”
Kadın, erkek ve yaş farkı gözetmeden herkeste görülebilen ödem, vücut sıvısının dokular arasında artmasıyla ortaya çıkıyor. Yüz, göz, el ve ayaklar dahil vücudun birçok yerinde meydana gelen şişkinlikler, çeşitli hastalıkları işaret edebiliyor.
Kalp, karaciğer ve böbrek yetmezliği yaygın ödemin en sık görüldüğü durumlar sadece birkaçı. Ayrıca bazı ilaçlar ve gebelik de ödemin nedeni olabiliyor. Anadolu Sağlık Merkezi İç Hastalıkları Uzmanı Dr. Sibel Güney, ödem oluşumuna neden olan diğer etkenleri ise şöyle sıralıyor: “Dokular arası sıvı akışının dengesini bozan durumlar, kılcal damar hasarı, virüs ile bakteriyel ajanlar, toplardamar tıkanıklığı, atar damar kan hacminin azalması, kalp atım hacminin azalması, protein kaybına yol açan hastalıklar ve aşırı tuz alımı ödem oluşumuna yol açıyor.

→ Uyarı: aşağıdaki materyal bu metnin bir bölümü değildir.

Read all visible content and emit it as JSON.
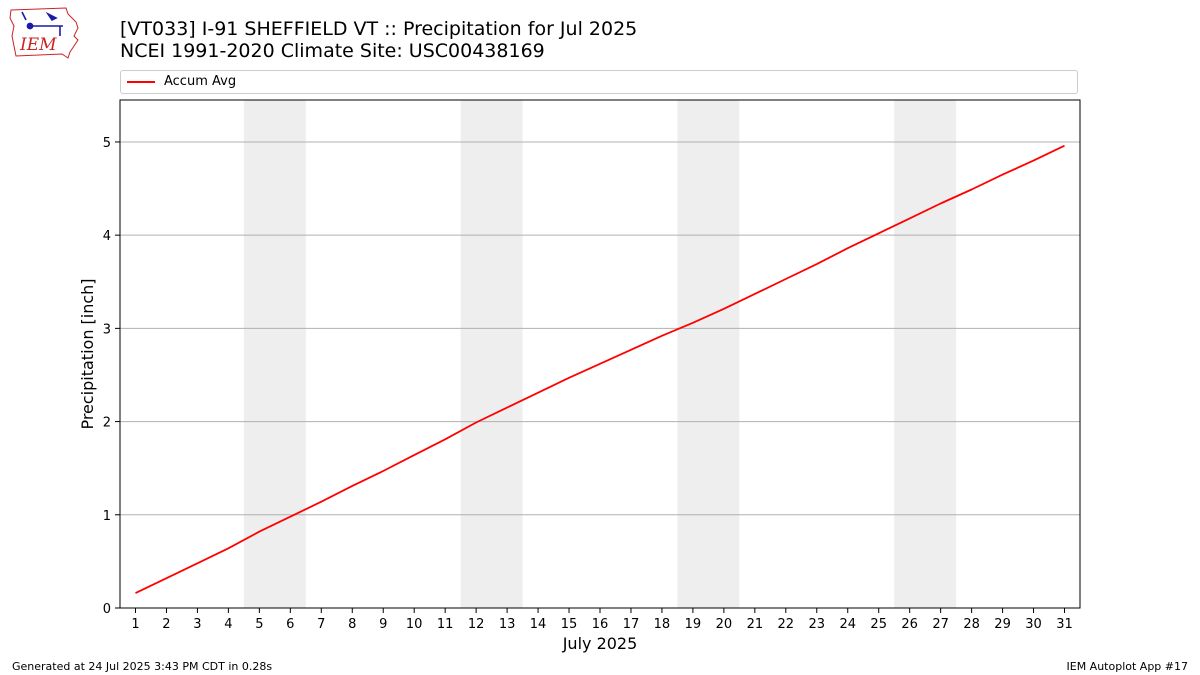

Bu durumların birçoğunda etkin kan dolaşımı azalıyor. Bu duruma ise böbrekler su ve tuz tutuyor.”
Ödem oluşumunda, yaş ya da cinsiyet farklılığı görülmüyor. Ancak özellikle menopoz öncesinde belli bir nedeni olmadan da ödem oluşabiliyor. Kadınlarda aşırı östrojen uyarılması nedeniyle sodyum ve su tutulumuna bağlı adet öncesi dönemde de ödem görülebiliyor. Ödemin bulunduğu bölgelere göre türleri olduğunu söyleyen Dr. Sibel Güney, bunları şöyle anlatıyor:
“Yaygın ödem; yüz, özellikle de göz çevresinde görülen şişkinlik ile tanınıyor. Şişmiş bölgeye parmakla bastırınca çukurluk oluşuyor. Baskıyı kaldırınca çukurluk durumu devam edebiliyor. Daha çok kol ve bacakları etkileyen ödemlerde ise baskıyı kaldırınca çukurluk kalmıyor. Özellikle yüz ve göz kapaklarında, daha çok sabah saatlerinde şişkinlik belirginleşiyorsa bu durum protein eksikliğinden kaynaklanan ödemi düşündürüyor”.

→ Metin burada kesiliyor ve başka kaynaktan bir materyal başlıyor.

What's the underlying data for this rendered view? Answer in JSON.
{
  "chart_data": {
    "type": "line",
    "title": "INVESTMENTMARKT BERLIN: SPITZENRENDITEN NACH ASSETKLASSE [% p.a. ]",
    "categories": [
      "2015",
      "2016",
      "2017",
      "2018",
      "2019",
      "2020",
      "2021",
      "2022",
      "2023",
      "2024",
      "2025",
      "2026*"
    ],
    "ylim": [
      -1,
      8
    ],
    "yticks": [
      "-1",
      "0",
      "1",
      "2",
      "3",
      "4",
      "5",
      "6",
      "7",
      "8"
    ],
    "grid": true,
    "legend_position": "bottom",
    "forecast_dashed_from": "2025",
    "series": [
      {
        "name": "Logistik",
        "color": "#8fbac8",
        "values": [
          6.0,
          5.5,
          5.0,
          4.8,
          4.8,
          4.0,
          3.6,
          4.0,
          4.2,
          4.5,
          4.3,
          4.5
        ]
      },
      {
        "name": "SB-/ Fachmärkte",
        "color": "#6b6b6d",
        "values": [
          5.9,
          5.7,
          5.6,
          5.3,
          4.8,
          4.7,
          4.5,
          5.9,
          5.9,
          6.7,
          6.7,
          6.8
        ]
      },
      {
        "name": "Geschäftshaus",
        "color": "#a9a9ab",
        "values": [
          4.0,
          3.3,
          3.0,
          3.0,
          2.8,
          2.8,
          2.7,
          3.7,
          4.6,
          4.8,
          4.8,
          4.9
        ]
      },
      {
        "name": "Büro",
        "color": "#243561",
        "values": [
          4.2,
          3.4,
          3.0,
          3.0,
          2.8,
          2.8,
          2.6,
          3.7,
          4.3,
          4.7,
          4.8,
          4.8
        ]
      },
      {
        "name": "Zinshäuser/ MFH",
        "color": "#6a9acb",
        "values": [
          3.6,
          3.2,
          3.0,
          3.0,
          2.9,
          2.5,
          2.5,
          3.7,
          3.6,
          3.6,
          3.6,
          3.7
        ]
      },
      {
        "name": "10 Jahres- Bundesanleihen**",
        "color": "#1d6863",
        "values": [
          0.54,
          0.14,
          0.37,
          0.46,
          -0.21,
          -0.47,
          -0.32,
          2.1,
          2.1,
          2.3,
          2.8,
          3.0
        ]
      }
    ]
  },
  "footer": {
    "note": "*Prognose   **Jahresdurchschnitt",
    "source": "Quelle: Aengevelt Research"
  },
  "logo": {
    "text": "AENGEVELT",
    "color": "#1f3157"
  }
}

Ödemin oluştuğu bölgeler hastalıkların yol göstericisi olabilir
Ödemin meydana geldiği yerler, buna yol açan nedenlere veya hastalıklara bağlı olarak çeşitlilik gösteriyor. Bacakta ya da kolda görülen ödem, genellikle damar ya da lenflerdeki tıkanmanın sonucu oluşuyor. Kalp yetmezliği ile ilgili ödem daha çok bacaklarda meydana geliyor ve akşam saatlerinde belirginleşme eğilimi gösteriyor. Ödemli bölgenin görünümü, derinin kalınlığı, rengi ve duyarlılığı da tanıda önem taşıyor. Bölgesel sıcaklık artışı ve duyarlılık, iltihaplanmaya bağlı ödemi akla getiriyor. Uzamış ve tekrarlayan ödem atakları olan bölgede ise deri sertleşerek, kırmızı renk alıyor.

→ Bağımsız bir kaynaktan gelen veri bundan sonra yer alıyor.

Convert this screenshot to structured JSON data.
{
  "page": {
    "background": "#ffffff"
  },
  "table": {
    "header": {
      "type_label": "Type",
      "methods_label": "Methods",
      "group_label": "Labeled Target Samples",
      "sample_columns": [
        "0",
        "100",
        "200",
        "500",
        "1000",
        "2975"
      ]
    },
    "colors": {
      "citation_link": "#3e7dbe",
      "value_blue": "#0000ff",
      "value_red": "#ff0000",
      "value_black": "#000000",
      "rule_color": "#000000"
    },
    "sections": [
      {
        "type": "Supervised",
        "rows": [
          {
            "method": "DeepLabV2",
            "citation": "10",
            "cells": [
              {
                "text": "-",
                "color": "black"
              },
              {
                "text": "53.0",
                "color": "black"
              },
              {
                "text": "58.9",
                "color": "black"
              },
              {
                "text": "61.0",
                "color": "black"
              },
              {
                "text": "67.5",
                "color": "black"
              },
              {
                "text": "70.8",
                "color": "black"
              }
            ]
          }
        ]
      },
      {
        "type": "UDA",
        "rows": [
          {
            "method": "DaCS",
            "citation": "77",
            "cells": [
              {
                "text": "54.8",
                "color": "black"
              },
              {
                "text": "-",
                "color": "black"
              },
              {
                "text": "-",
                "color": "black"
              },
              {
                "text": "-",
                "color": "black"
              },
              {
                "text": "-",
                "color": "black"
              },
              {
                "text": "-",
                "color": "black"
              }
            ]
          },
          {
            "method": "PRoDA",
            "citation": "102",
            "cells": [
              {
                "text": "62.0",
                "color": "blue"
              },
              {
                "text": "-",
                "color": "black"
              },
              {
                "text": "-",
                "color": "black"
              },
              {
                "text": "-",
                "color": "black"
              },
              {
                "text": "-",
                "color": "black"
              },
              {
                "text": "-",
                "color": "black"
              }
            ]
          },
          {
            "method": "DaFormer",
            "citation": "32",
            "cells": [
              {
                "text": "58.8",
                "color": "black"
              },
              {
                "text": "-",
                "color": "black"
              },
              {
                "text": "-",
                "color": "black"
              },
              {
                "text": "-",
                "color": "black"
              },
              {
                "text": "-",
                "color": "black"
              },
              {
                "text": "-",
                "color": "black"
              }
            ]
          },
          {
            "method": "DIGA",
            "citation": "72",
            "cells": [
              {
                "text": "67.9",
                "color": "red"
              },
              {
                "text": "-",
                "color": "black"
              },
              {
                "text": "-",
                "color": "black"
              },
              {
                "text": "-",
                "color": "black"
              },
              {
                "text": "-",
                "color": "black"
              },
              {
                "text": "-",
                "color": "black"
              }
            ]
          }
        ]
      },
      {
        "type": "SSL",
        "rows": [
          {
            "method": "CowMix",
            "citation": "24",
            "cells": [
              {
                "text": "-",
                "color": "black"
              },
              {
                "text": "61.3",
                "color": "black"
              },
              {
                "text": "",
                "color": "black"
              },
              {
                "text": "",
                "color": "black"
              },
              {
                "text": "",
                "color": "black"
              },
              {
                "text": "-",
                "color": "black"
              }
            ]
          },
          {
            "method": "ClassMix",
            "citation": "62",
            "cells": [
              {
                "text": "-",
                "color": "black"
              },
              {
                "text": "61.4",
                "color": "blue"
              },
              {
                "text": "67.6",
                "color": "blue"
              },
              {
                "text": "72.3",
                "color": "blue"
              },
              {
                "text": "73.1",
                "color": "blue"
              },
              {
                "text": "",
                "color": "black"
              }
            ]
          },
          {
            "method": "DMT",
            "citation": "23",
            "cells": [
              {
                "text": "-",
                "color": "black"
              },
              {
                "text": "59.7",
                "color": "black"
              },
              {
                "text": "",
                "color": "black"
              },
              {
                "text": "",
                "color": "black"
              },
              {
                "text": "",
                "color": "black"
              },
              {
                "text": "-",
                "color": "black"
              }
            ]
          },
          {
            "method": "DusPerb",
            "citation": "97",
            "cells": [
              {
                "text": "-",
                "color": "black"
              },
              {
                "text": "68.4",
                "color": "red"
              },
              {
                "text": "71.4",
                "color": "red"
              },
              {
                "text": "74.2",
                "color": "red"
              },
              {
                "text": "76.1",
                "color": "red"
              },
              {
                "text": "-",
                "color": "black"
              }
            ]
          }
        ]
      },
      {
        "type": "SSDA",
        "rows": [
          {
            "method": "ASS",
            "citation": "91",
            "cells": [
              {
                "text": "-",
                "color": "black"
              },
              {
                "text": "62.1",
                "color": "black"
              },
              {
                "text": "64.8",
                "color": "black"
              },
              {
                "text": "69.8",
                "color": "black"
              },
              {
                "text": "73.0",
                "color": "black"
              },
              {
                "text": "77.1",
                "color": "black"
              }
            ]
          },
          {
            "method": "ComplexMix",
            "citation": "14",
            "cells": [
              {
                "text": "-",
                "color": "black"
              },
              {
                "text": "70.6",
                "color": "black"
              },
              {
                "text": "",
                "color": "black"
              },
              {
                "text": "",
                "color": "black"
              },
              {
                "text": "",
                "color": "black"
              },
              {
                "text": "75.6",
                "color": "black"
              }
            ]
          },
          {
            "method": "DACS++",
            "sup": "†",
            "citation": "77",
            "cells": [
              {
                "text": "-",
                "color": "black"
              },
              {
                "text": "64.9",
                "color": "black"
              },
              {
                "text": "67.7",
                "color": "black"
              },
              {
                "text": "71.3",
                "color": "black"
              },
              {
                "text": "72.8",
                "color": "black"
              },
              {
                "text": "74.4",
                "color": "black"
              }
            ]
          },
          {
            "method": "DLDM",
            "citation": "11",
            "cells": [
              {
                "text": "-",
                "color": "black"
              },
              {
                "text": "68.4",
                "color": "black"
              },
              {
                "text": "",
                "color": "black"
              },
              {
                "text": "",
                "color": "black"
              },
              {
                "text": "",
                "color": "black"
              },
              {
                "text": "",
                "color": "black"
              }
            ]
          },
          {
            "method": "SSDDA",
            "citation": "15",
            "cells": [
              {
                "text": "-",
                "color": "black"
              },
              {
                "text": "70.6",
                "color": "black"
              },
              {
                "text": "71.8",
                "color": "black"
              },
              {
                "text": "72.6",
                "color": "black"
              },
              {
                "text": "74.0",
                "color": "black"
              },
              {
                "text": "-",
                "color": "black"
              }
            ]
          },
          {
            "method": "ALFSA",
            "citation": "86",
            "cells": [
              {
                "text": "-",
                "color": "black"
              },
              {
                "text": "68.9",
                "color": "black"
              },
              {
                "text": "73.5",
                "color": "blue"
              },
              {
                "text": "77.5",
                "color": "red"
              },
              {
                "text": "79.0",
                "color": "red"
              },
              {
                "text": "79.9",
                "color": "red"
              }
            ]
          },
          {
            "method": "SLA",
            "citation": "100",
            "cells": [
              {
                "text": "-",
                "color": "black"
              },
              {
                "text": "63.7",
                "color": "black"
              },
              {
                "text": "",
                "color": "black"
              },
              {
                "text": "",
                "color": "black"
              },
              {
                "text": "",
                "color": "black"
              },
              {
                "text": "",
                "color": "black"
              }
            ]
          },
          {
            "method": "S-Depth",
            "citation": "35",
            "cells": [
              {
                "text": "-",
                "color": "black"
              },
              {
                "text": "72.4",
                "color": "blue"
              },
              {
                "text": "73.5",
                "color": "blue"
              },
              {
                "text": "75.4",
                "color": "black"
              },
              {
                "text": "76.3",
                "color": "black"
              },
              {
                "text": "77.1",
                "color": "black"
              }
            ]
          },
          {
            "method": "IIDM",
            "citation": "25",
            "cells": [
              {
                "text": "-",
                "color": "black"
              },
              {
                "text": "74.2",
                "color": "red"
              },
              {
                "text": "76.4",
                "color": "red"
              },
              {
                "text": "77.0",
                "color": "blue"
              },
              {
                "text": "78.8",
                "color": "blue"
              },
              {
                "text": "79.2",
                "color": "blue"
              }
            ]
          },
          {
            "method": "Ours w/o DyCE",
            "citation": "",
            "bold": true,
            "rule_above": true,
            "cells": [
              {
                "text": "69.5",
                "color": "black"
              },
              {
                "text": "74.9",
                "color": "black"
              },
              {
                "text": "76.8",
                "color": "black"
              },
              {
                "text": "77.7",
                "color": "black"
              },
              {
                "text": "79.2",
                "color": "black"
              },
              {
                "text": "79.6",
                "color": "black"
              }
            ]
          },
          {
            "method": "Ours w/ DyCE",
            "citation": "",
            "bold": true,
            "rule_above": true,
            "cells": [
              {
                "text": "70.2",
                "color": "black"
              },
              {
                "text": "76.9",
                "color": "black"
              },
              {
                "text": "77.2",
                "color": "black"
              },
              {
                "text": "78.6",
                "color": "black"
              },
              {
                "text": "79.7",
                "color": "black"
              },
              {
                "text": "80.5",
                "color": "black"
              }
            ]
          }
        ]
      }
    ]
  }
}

Bilinçsiz ödem söktürücü ilaç kullanımına dikkat!
Ödem bir neden değil sonuç olduğu için, ödeme yol açan durumun saptanması gerekiyor. Hastalığın tedavi edilmesinin çok önemli olduğunun altını çizen Dr. Güney, “Altta yatan hastalığın tedavi edilmesinin yanı sıra, özellikle nedeni bilinmeyen periyodik ödemde tuzun azaltılması önem taşıyor. Ayrıca her gün birkaç saat sırtüstü pozisyonda istirahat edilmesi, sabah yataktan kalkmadan önce önerilen elastik çorapların giyilmesi ile aşırı ve bilinçsiz ödem çözücü ilaç kullanımından kaçınılması gerekiyor. İdrar söktürücü adı altında satılan birtakım bitkisellerin kullanımı da böbreklere zarar verebiliyor”.